Enjeux territoriaux et politiques, par Henri Simons

Henri SIMONS
ancien premier échevin de Bruxelles chargée de la Culture, professeur à l’IHECS

Dans un entretien qu’il donnait au Monde, David Mangin, architecte, grand prix français d’urbanisme, soulignait que la notion d’espace public libre d’accès et gratuit est de plus en plus menacée. Il plaçait son propos dans le cadre de la ville durable.

Ceci pose plusieurs questions : que veut dire « ville durable », qu’est ce que « l’espace public libre et gratuit » et en quoi y a-t-il une menace grandissante ?

Pour David Mangin, la ville durable, « c’est celle qui peut changer pour s’adapter à de nouvelles conditions économiques, sociales et écologiques. C’est une ville passante, à l’inverse des environnements sécurisés ». Il ne fige donc pas la ville durable comme une ville historique et établit que la ville peut et donc changer avec les nouvelles réalités du temps.
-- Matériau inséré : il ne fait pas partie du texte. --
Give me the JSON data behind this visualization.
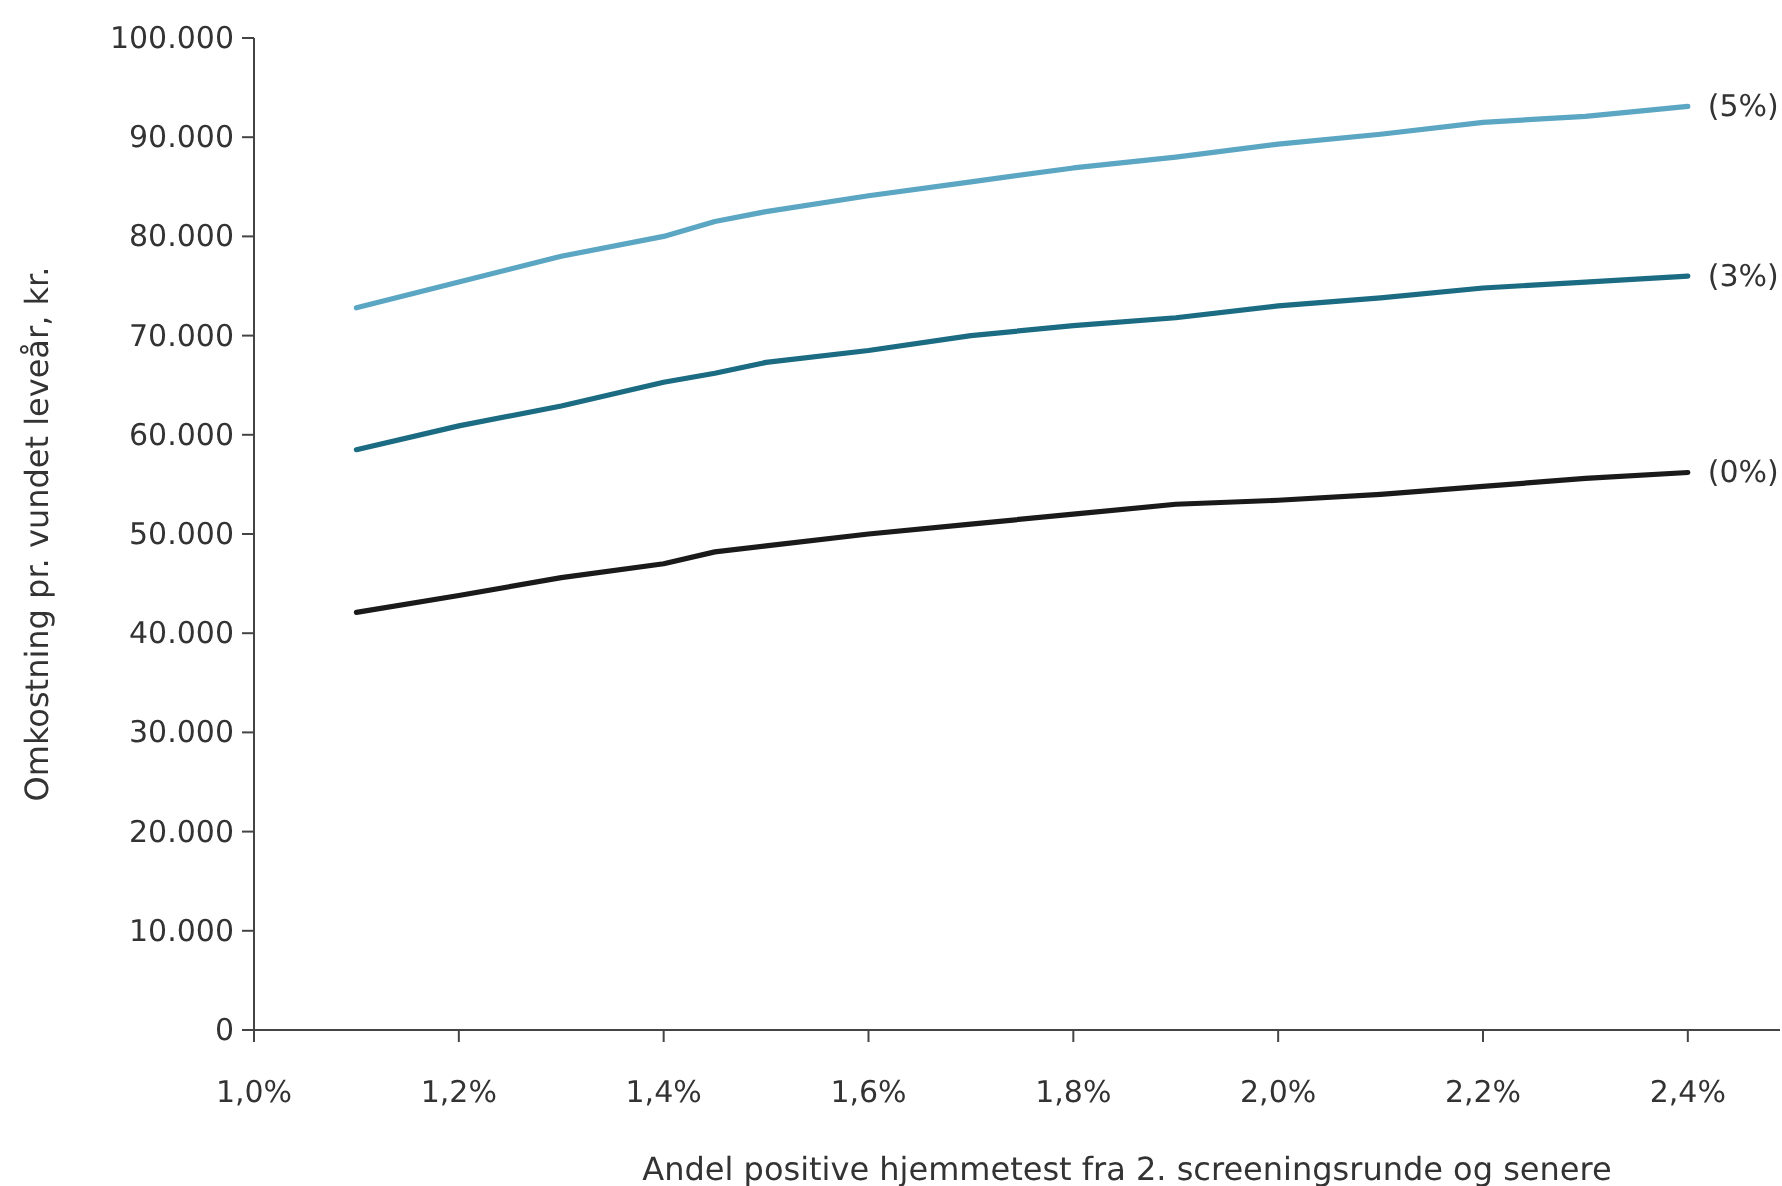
{
  "chart_data": {
    "type": "line",
    "xlabel": "Andel positive hjemmetest fra 2. screeningsrunde og senere",
    "ylabel": "Omkostning pr. vundet leveår, kr.",
    "x": [
      1.1,
      1.2,
      1.3,
      1.4,
      1.45,
      1.5,
      1.6,
      1.7,
      1.8,
      1.9,
      2.0,
      2.1,
      2.2,
      2.3,
      2.4
    ],
    "series": [
      {
        "name": "(5%)",
        "color": "#5ba6c2",
        "values": [
          72800,
          75400,
          78000,
          80000,
          81500,
          82500,
          84100,
          85500,
          86900,
          88000,
          89300,
          90300,
          91500,
          92100,
          93100
        ]
      },
      {
        "name": "(3%)",
        "color": "#1b6b82",
        "values": [
          58500,
          60900,
          62900,
          65300,
          66200,
          67300,
          68500,
          70000,
          71000,
          71800,
          73000,
          73800,
          74800,
          75400,
          76000
        ]
      },
      {
        "name": "(0%)",
        "color": "#1a1a1a",
        "values": [
          42100,
          43800,
          45600,
          47000,
          48200,
          48800,
          50000,
          51000,
          52000,
          53000,
          53400,
          54000,
          54800,
          55600,
          56200
        ]
      }
    ],
    "xlim": [
      1.0,
      2.49
    ],
    "xticks": [
      {
        "value": 1.0,
        "label": "1,0%"
      },
      {
        "value": 1.2,
        "label": "1,2%"
      },
      {
        "value": 1.4,
        "label": "1,4%"
      },
      {
        "value": 1.6,
        "label": "1,6%"
      },
      {
        "value": 1.8,
        "label": "1,8%"
      },
      {
        "value": 2.0,
        "label": "2,0%"
      },
      {
        "value": 2.2,
        "label": "2,2%"
      },
      {
        "value": 2.4,
        "label": "2,4%"
      }
    ],
    "ylim": [
      0,
      100000
    ],
    "yticks": [
      0,
      {
        "value": 10000,
        "label": "10.000"
      },
      {
        "value": 20000,
        "label": "20.000"
      },
      {
        "value": 30000,
        "label": "30.000"
      },
      {
        "value": 40000,
        "label": "40.000"
      },
      {
        "value": 50000,
        "label": "50.000"
      },
      {
        "value": 60000,
        "label": "60.000"
      },
      {
        "value": 70000,
        "label": "70.000"
      },
      {
        "value": 80000,
        "label": "80.000"
      },
      {
        "value": 90000,
        "label": "90.000"
      },
      {
        "value": 100000,
        "label": "100.000"
      }
    ],
    "grid": false,
    "legend": false,
    "marker": "none",
    "line_style": "solid"
  }
}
La ville durable, c’est aussi « une ville qui permet, au quotidien, d’accéder à des services élémentaires comme l’école puis les commerces sans avoir besoin d’emprunter sa voiture ». Or, ajoute-t-il, « la notion d’espace public libre d’accès et gratuit est de plus en plus menacé. » On le voit, on est loin d’une ville figée que voudraient quelques passéistes.

La notion d’espace public est ici lancé au-delà de son acception habituelle : il s’agit de l’espace public territorialisé (la place, la rue, le parc,…) mais aussi de l’espace public au sens habbermasien (l’endroit où se fait le débat, la rencontre, la pensée,…). Une notion d’urbanisme qui actuellement gagne en réalisation va à l’encontre de l’espace public libre. Ainsi en est-il des lotissements privés auto-sécurisés que les Américains appellent des « gated communities ». Soyons directs ; à côté des lotissements fermés de logements que des villes laissent construire à leurs périphéries (mais aussi de plus en plus à proximité de leur centre,) elles favorisent les constructions d’enclaves fermées d’un autre type : zones commerciales gigantesques, parcs de loisirs, lotissements de bureaux,… L’ensemble du système de circulation automobile, système dominant, est alors bâti pour servir ces lieux séparés et par-là même l’espace public n’est plus accessible comme un lieu libre et vivant. On ne peut plus parcourir ces villes et comme le souligne Mangin : « il n’y a rien de plus ennuyeux qu’une métropole qu’on ne peut pas parcourir ».